Access Instructions
Install the Qubole provider package into your Airflow environment.
Import the module into your DAG file and instantiate it with your desired params.
Parameters
Documentation
Execute tasks (commands) on QDS (https://qubole.com).
See also
For more information on how to use this operator, take a look at the guide: Execute tasks
- kwargs:
- command_type
type of command to be executed, e.g. hivecmd, shellcmd, hadoopcmd
- tags
array of tags to be assigned with the command
- cluster_label
cluster label on which the command will be executed
- name
name to be given to command
- notify
whether to send email on command completion or not (default is False)

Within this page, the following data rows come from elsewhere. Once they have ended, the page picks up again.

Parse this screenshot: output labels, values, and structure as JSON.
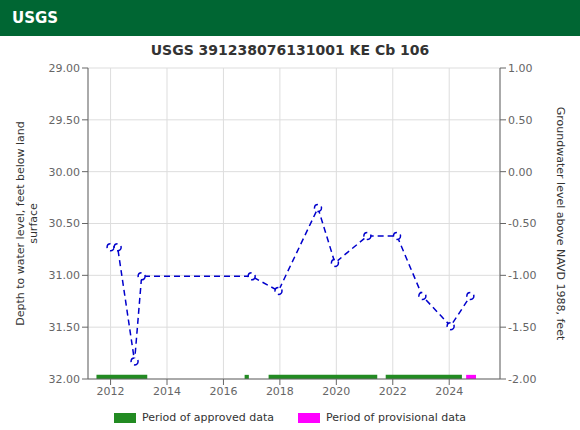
{
  "chart_data": {
    "type": "line",
    "title": "USGS 391238076131001 KE Cb 106",
    "annotations": [
      "USGS"
    ],
    "y_label": "Depth to water level, feet below land\nsurface",
    "y2_label": "Groundwater level above NAVD 1988, feet",
    "xlim": [
      2011.2,
      2025.8
    ],
    "xticks": [
      2012,
      2014,
      2016,
      2018,
      2020,
      2022,
      2024
    ],
    "ylim": [
      32.0,
      29.0
    ],
    "yticks": [
      {
        "value": 29.0,
        "label": "29.00"
      },
      {
        "value": 29.5,
        "label": "29.50"
      },
      {
        "value": 30.0,
        "label": "30.00"
      },
      {
        "value": 30.5,
        "label": "30.50"
      },
      {
        "value": 31.0,
        "label": "31.00"
      },
      {
        "value": 31.5,
        "label": "31.50"
      },
      {
        "value": 32.0,
        "label": "32.00"
      }
    ],
    "y2lim": [
      -2.0,
      1.0
    ],
    "y2ticks": [
      {
        "value": 1.0,
        "label": "1.00"
      },
      {
        "value": 0.5,
        "label": "0.50"
      },
      {
        "value": 0.0,
        "label": "0.00"
      },
      {
        "value": -0.5,
        "label": "-0.50"
      },
      {
        "value": -1.0,
        "label": "-1.00"
      },
      {
        "value": -1.5,
        "label": "-1.50"
      },
      {
        "value": -2.0,
        "label": "-2.00"
      }
    ],
    "grid": true,
    "legend": "bottom",
    "series": [
      {
        "type": "line",
        "color": "#0000CC",
        "marker": "circle",
        "line_style": "dashed",
        "x": [
          2012.0,
          2012.25,
          2012.85,
          2013.1,
          2017.0,
          2017.95,
          2019.35,
          2019.95,
          2021.1,
          2022.15,
          2023.05,
          2024.05,
          2024.75
        ],
        "values": [
          30.73,
          30.73,
          31.83,
          31.01,
          31.01,
          31.15,
          30.35,
          30.88,
          30.62,
          30.62,
          31.2,
          31.49,
          31.2
        ]
      },
      {
        "name": "Period of approved data",
        "type": "range",
        "color": "#228B22",
        "ranges": [
          [
            2011.5,
            2013.3
          ],
          [
            2016.75,
            2016.9
          ],
          [
            2017.6,
            2021.45
          ],
          [
            2021.75,
            2024.45
          ]
        ],
        "y": 32.0,
        "half_height": 0.04
      },
      {
        "name": "Period of provisional data",
        "type": "range",
        "color": "#FF00FF",
        "ranges": [
          [
            2024.6,
            2024.95
          ]
        ],
        "y": 32.0,
        "half_height": 0.04
      }
    ]
  }
}
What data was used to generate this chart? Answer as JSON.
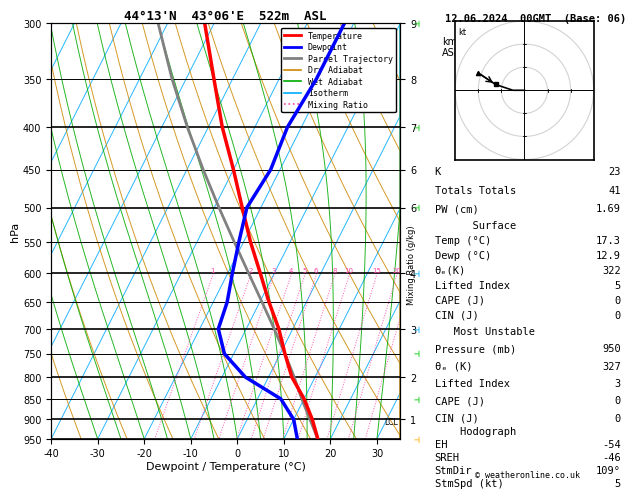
{
  "title_left": "44°13'N  43°06'E  522m  ASL",
  "title_right": "12.06.2024  00GMT  (Base: 06)",
  "xlabel": "Dewpoint / Temperature (°C)",
  "ylabel_left": "hPa",
  "pressure_levels": [
    300,
    350,
    400,
    450,
    500,
    550,
    600,
    650,
    700,
    750,
    800,
    850,
    900,
    950
  ],
  "temp_ticks": [
    -40,
    -30,
    -20,
    -10,
    0,
    10,
    20,
    30
  ],
  "km_ticks_p": [
    300,
    350,
    400,
    450,
    500,
    600,
    700,
    800,
    900
  ],
  "km_ticks_v": [
    "9",
    "8",
    "7",
    "6",
    "6",
    "4",
    "3",
    "2",
    "1"
  ],
  "temperature_profile": {
    "pressure": [
      950,
      900,
      850,
      800,
      750,
      700,
      650,
      600,
      550,
      500,
      450,
      400,
      350,
      300
    ],
    "temp": [
      17.3,
      14.0,
      10.0,
      5.0,
      1.0,
      -3.0,
      -8.0,
      -13.0,
      -18.5,
      -24.0,
      -30.0,
      -37.0,
      -44.0,
      -52.0
    ]
  },
  "dewpoint_profile": {
    "pressure": [
      950,
      900,
      850,
      800,
      750,
      700,
      650,
      600,
      550,
      500,
      450,
      400,
      350,
      300
    ],
    "dewp": [
      12.9,
      10.0,
      5.0,
      -5.0,
      -12.0,
      -16.0,
      -17.0,
      -19.0,
      -21.0,
      -23.0,
      -22.0,
      -23.0,
      -22.0,
      -22.0
    ]
  },
  "parcel_profile": {
    "pressure": [
      950,
      900,
      850,
      800,
      750,
      700,
      650,
      600,
      550,
      500,
      450,
      400,
      350,
      300
    ],
    "temp": [
      17.3,
      13.5,
      9.5,
      5.5,
      1.0,
      -4.0,
      -9.5,
      -15.5,
      -22.0,
      -29.0,
      -36.5,
      -44.5,
      -53.0,
      -62.0
    ]
  },
  "lcl_pressure": 905,
  "mixing_ratio_lines": [
    1,
    2,
    3,
    4,
    5,
    6,
    8,
    10,
    15,
    20,
    25
  ],
  "temp_color": "#ff0000",
  "dewp_color": "#0000ff",
  "parcel_color": "#808080",
  "dry_adiabat_color": "#cc8800",
  "wet_adiabat_color": "#00aa00",
  "isotherm_color": "#00aaff",
  "mixing_ratio_color": "#ff44aa",
  "info_panel": {
    "K": 23,
    "Totals_Totals": 41,
    "PW_cm": "1.69",
    "Surface_Temp": "17.3",
    "Surface_Dewp": "12.9",
    "Surface_theta_e": 322,
    "Surface_LI": 5,
    "Surface_CAPE": 0,
    "Surface_CIN": 0,
    "MU_Pressure": 950,
    "MU_theta_e": 327,
    "MU_LI": 3,
    "MU_CAPE": 0,
    "MU_CIN": 0,
    "EH": -54,
    "SREH": -46,
    "StmDir": "109°",
    "StmSpd": 5
  },
  "wind_barb_colors": {
    "950": "#ffaa00",
    "850": "#00cc00",
    "750": "#00cc00",
    "700": "#00aaff",
    "600": "#00aaff",
    "500": "#00cc00",
    "400": "#00cc00",
    "300": "#00cc00"
  }
}
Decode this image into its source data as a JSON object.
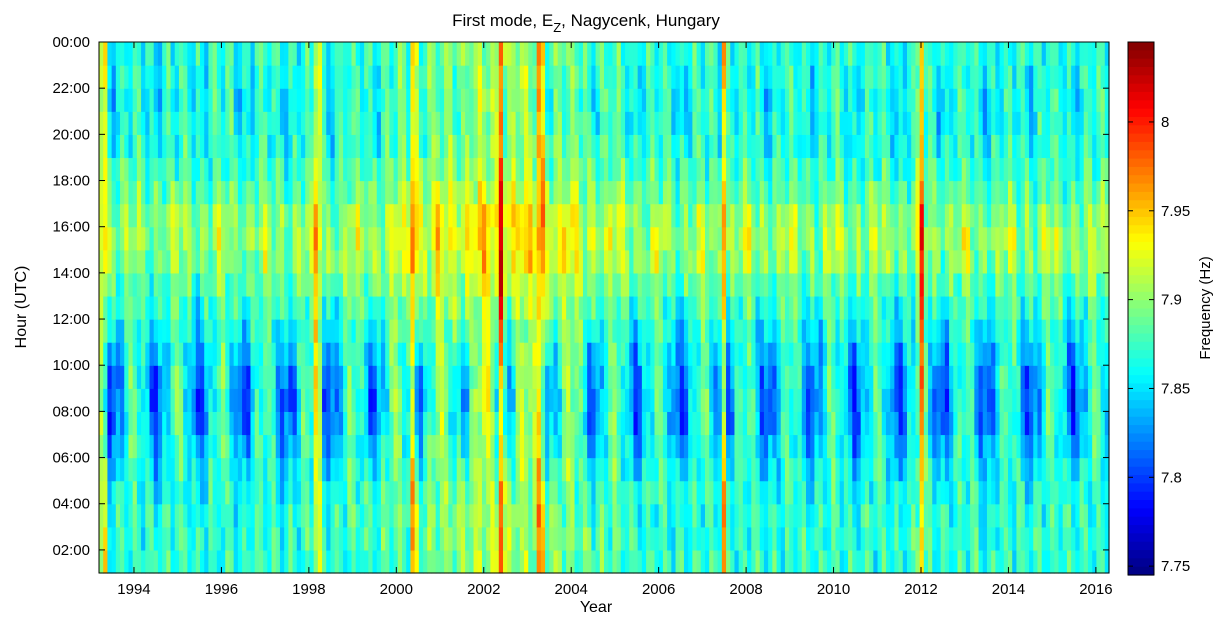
{
  "chart_data": {
    "type": "heatmap",
    "title": {
      "main": "First mode, E",
      "subscript": "Z",
      "rest": ", Nagycenk, Hungary"
    },
    "xlabel": "Year",
    "ylabel": "Hour (UTC)",
    "colorbar_label": "Frequency (Hz)",
    "x_range": [
      1993.2,
      2016.3
    ],
    "y_range_hours": [
      1,
      24
    ],
    "x_ticks": [
      {
        "v": 1994,
        "label": "1994"
      },
      {
        "v": 1996,
        "label": "1996"
      },
      {
        "v": 1998,
        "label": "1998"
      },
      {
        "v": 2000,
        "label": "2000"
      },
      {
        "v": 2002,
        "label": "2002"
      },
      {
        "v": 2004,
        "label": "2004"
      },
      {
        "v": 2006,
        "label": "2006"
      },
      {
        "v": 2008,
        "label": "2008"
      },
      {
        "v": 2010,
        "label": "2010"
      },
      {
        "v": 2012,
        "label": "2012"
      },
      {
        "v": 2014,
        "label": "2014"
      },
      {
        "v": 2016,
        "label": "2016"
      }
    ],
    "y_ticks": [
      {
        "v": 2,
        "label": "02:00"
      },
      {
        "v": 4,
        "label": "04:00"
      },
      {
        "v": 6,
        "label": "06:00"
      },
      {
        "v": 8,
        "label": "08:00"
      },
      {
        "v": 10,
        "label": "10:00"
      },
      {
        "v": 12,
        "label": "12:00"
      },
      {
        "v": 14,
        "label": "14:00"
      },
      {
        "v": 16,
        "label": "16:00"
      },
      {
        "v": 18,
        "label": "18:00"
      },
      {
        "v": 20,
        "label": "20:00"
      },
      {
        "v": 22,
        "label": "22:00"
      },
      {
        "v": 24,
        "label": "00:00"
      }
    ],
    "colorbar_range": [
      7.745,
      8.045
    ],
    "colorbar_ticks": [
      {
        "v": 7.75,
        "label": "7.75"
      },
      {
        "v": 7.8,
        "label": "7.8"
      },
      {
        "v": 7.85,
        "label": "7.85"
      },
      {
        "v": 7.9,
        "label": "7.9"
      },
      {
        "v": 7.95,
        "label": "7.95"
      },
      {
        "v": 8.0,
        "label": "8"
      }
    ],
    "colormap": "jet",
    "approximate_pattern": {
      "base_frequency_hz": 7.87,
      "summer_daytime_low_hz": 7.77,
      "afternoon_high_hz": 7.96,
      "peak_hz": 8.04,
      "high_anomaly_years": [
        1993.3,
        1998.2,
        2000.4,
        2002.4,
        2003.3,
        2007.5,
        2012.0
      ]
    }
  }
}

Arguments specific to command types
- hivecmd:
- query
inline query statement
- script_location
s3 location containing query statement
- sample_size
size of sample in bytes on which to run query
- macros
macro values which were used in query
- sample_size
size of sample in bytes on which to run query
- hive-version
Specifies the hive version to be used. eg: 0.13,1.2,etc.
- prestocmd:
- query
inline query statement
- script_location
s3 location containing query statement
- macros
macro values which were used in query
- hadoopcmd:
- sub_commnad
must be one these [“jar”, “s3distcp”, “streaming”] followed by 1 or more args
- shellcmd:
- script
inline command with args
- script_location
s3 location containing query statement
- files
list of files in s3 bucket as file1,file2 format. These files will be copied into the working directory where the qubole command is being executed.
- archives
list of archives in s3 bucket as archive1,archive2 format. These will be unarchived into the working directory where the qubole command is being executed
- parameters
any extra args which need to be passed to script (only when script_location is supplied)
- pigcmd:
- script
inline query statement (latin_statements)
- script_location
s3 location containing pig query
- parameters
any extra args which need to be passed to script (only when script_location is supplied
- sparkcmd:
- program
the complete Spark Program in Scala, R, or Python
- cmdline
spark-submit command line, all required arguments must be specify in cmdline itself.
- sql
inline sql query
- script_location
s3 location containing query statement
- language
language of the program, Scala, R, or Python
- app_id
ID of an Spark job server app
- arguments
spark-submit command line arguments. If cmdline is selected, this should not be used because all required arguments and configurations are to be passed in the cmdline itself.
- user_program_arguments
arguments that the user program takes in
- macros
macro values which were used in query
- note_id
Id of the Notebook to run
- dbtapquerycmd:
- db_tap_id
data store ID of the target database, in Qubole.
- query
inline query statement
- macros
macro values which were used in query
- dbexportcmd:
- mode
Can be 1 for Hive export or 2 for HDFS/S3 export
- schema
Db schema name assumed accordingly by database if not specified
- hive_table
Name of the hive table
- partition_spec
partition specification for Hive table.
- dbtap_id
data store ID of the target database, in Qubole.
- db_table
name of the db table
- db_update_mode
allowinsert or updateonly
- db_update_keys
columns used to determine the uniqueness of rows
- export_dir
HDFS/S3 location from which data will be exported.
- fields_terminated_by
hex of the char used as column separator in the dataset
- use_customer_cluster
To use cluster to run command
- customer_cluster_label
the label of the cluster to run the command on
- additional_options
Additional Sqoop options which are needed enclose options in double or single quotes e.g. ‘–map-column-hive id=int,data=string’
- dbimportcmd:
- mode
1 (simple), 2 (advance)
- hive_table
Name of the hive table
- schema
Db schema name assumed accordingly by database if not specified
- hive_serde
Output format of the Hive Table
- dbtap_id
data store ID of the target database, in Qubole.
- db_table
name of the db table
- where_clause
where clause, if any
- parallelism
number of parallel db connections to use for extracting data
- extract_query
SQL query to extract data from db. $CONDITIONS must be part of the where clause.
- boundary_query
Query to be used get range of row IDs to be extracted
- split_column
Column used as row ID to split data into ranges (mode 2)
- use_customer_cluster
To use cluster to run command
- customer_cluster_label
the label of the cluster to run the command on
- additional_options
Additional Sqoop options which are needed enclose options in double or single quotes
- jupytercmd:
- path
Path including name of the Jupyter notebook to be run with extension.
- arguments
Valid JSON to be sent to the notebook. Specify the parameters in notebooks and pass the parameter value using the JSON format. key is the parameter’s name and value is the parameter’s value. Supported types in parameters are string, integer, float and boolean.